Improved enumeration of simple topological graphs
A simple topological graph T = (V(T), E(T)) is a drawing of a graph in the plane where every two edges have at most one common point (an endpoint or a crossing) and no three edges pass through a single crossing. Topological graphs G and H are isomorphic if H can be obtained from G by a homeomorphism of the sphere, and weakly isomorphic if G and H have the same set of pairs of crossing edges. We generalize results of Pach and Toth and the author’s previous results on counting different drawings of a graph under both notions of isomorphism. We prove that for every graph G with n vertices, m edges and no isolated vertices the number of weak isomorphism classes of simple topological graphs that realize G is at most 2^O(n^2 log(m/n)), and at most 2^O(mn^{1/2} log n) if m < n^{3/2}. As a consequence we obtain a new upper bound 2^O(n^{3/2} log n) on the number of intersection graphs of n pseudosegments. We improve the upper bound on the number of weak isomorphism classes of simple complete topological graphs with n vertices to 2^{n^2 alpha(n)^O(1)}, using an upper bound on the size of a set of permutations with bounded VC-dimension recently proved by Cibulka and the author. We show that the number of isomorphism classes of simple topological graphs that realize G is at most 2^{m^2+O(mn)} and at least 2^Omega(m^2) for graphs with m > (6+epsilon)n.
💡 Research Summary
The paper investigates the enumeration of simple topological graphs—drawings of a graph in the plane where any two edges intersect at most once and no three edges meet at a single crossing—under two notions of equivalence: topological isomorphism (homeomorphism of the sphere) and weak isomorphism (identical sets of crossing edge pairs). After recalling the definitions, the authors extend earlier results that were limited to complete graphs or to very coarse bounds for general graphs.

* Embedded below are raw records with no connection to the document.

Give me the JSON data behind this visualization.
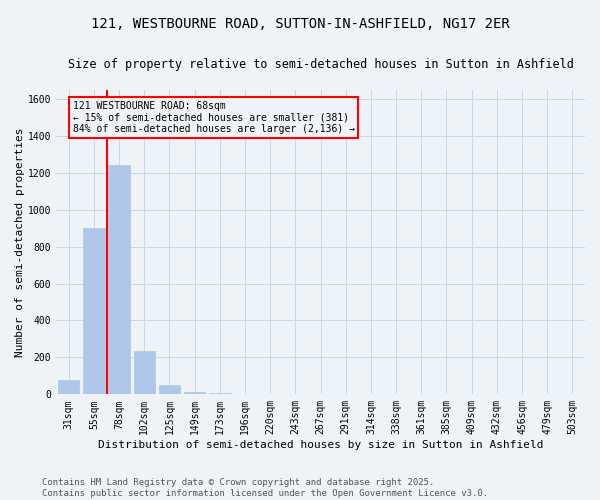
{
  "title_line1": "121, WESTBOURNE ROAD, SUTTON-IN-ASHFIELD, NG17 2ER",
  "title_line2": "Size of property relative to semi-detached houses in Sutton in Ashfield",
  "xlabel": "Distribution of semi-detached houses by size in Sutton in Ashfield",
  "ylabel": "Number of semi-detached properties",
  "categories": [
    "31sqm",
    "55sqm",
    "78sqm",
    "102sqm",
    "125sqm",
    "149sqm",
    "173sqm",
    "196sqm",
    "220sqm",
    "243sqm",
    "267sqm",
    "291sqm",
    "314sqm",
    "338sqm",
    "361sqm",
    "385sqm",
    "409sqm",
    "432sqm",
    "456sqm",
    "479sqm",
    "503sqm"
  ],
  "values": [
    80,
    900,
    1240,
    235,
    50,
    15,
    5,
    2,
    1,
    0,
    0,
    0,
    0,
    0,
    0,
    0,
    0,
    0,
    0,
    0,
    0
  ],
  "bar_color": "#aec6e8",
  "bar_edge_color": "#aec6e8",
  "grid_color": "#c8d8e8",
  "bg_color": "#eef3f8",
  "vline_color": "red",
  "annotation_text": "121 WESTBOURNE ROAD: 68sqm\n← 15% of semi-detached houses are smaller (381)\n84% of semi-detached houses are larger (2,136) →",
  "annotation_box_color": "red",
  "ylim": [
    0,
    1650
  ],
  "yticks": [
    0,
    200,
    400,
    600,
    800,
    1000,
    1200,
    1400,
    1600
  ],
  "footer_line1": "Contains HM Land Registry data © Crown copyright and database right 2025.",
  "footer_line2": "Contains public sector information licensed under the Open Government Licence v3.0.",
  "title_fontsize": 10,
  "subtitle_fontsize": 8.5,
  "label_fontsize": 8,
  "tick_fontsize": 7,
  "annot_fontsize": 7,
  "footer_fontsize": 6.5
}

The first major theorem gives an upper bound on the number of weak‑isomorphism classes for any graph G with n vertices, m edges and no isolated vertices. By partitioning the edge set into O(m/n) groups and encoding the crossing pattern of each group as a permutation, they control the combinatorial explosion using recent bounds on the size of permutation families with bounded VC‑dimension. This yields a universal bound of 2^{O(n² log(m/n))}. When m < n^{3/2}, a refined partitioning argument improves the bound to 2^{O(m n^{1/2} log n)}. These results directly imply a new upper bound of 2^{O(n^{3/2} log n)} on the number of intersection graphs that can be realized by n pseudosegments, because such intersection graphs correspond bijectively to weak‑isomorphism classes of simple topological graphs.
The second contribution focuses on complete graphs K_n. Leveraging a recent theorem (Cibulka & the author) that limits the cardinality of a set of permutations whose VC‑dimension is k, the authors show that the VC‑dimension of the permutation families arising from K_n can be bounded by the inverse Ackermann function α(n). Consequently, the number of weak‑isomorphism classes of simple complete topological graphs is at most 2^{n² α(n)^{O(1)}}, a dramatic improvement over the previous 2^{O(n² log n)} bound. Since α(n) grows slower than any iterated logarithm, this bound is essentially quadratic in n up to a near‑constant factor.
For topological isomorphism, which is stricter because it records the exact cyclic order of edges around each vertex as well as the crossing order, the authors prove an upper bound of 2^{m²+O(mn)}. The argument observes that each unordered pair of edges can either cross or not, and if they cross there are only a constant number of possible relative orders, giving a factor of 2^{O(m²)}. The additional O(mn) term accounts for the choices of rotation systems at the vertices. On the lower‑bound side, they show that when the edge density exceeds (6+ε)n, one can construct graphs whose drawings realize 2^{Ω(m²)} distinct topological isomorphism classes, essentially matching the upper bound up to the lower‑order term.
The paper also discusses methodological innovations. The central technical tool is the application of VC‑dimension to permutation families derived from crossing patterns; this bridges combinatorial geometry and learning‑theoretic concepts. By controlling VC‑dimension, the authors limit the number of admissible permutations, which in turn caps the number of possible crossing configurations. The partitioning scheme for general graphs and the refined analysis for dense graphs (m > (6+ε)n) are tailored to exploit sparsity or density respectively.
In the concluding remarks, the authors note that the gap between the upper and lower bounds remains open, especially for the weak‑isomorphism case when m is close to n². They suggest that further tightening of VC‑dimension bounds or new structural decompositions could narrow this gap. The results have immediate implications for the study of intersection graphs of geometric objects, pseudosegment arrangements, and for algorithmic problems where the number of distinct topological embeddings influences complexity. Overall, the work significantly advances our understanding of how combinatorial parameters (n, m) control the richness of topological graph drawings.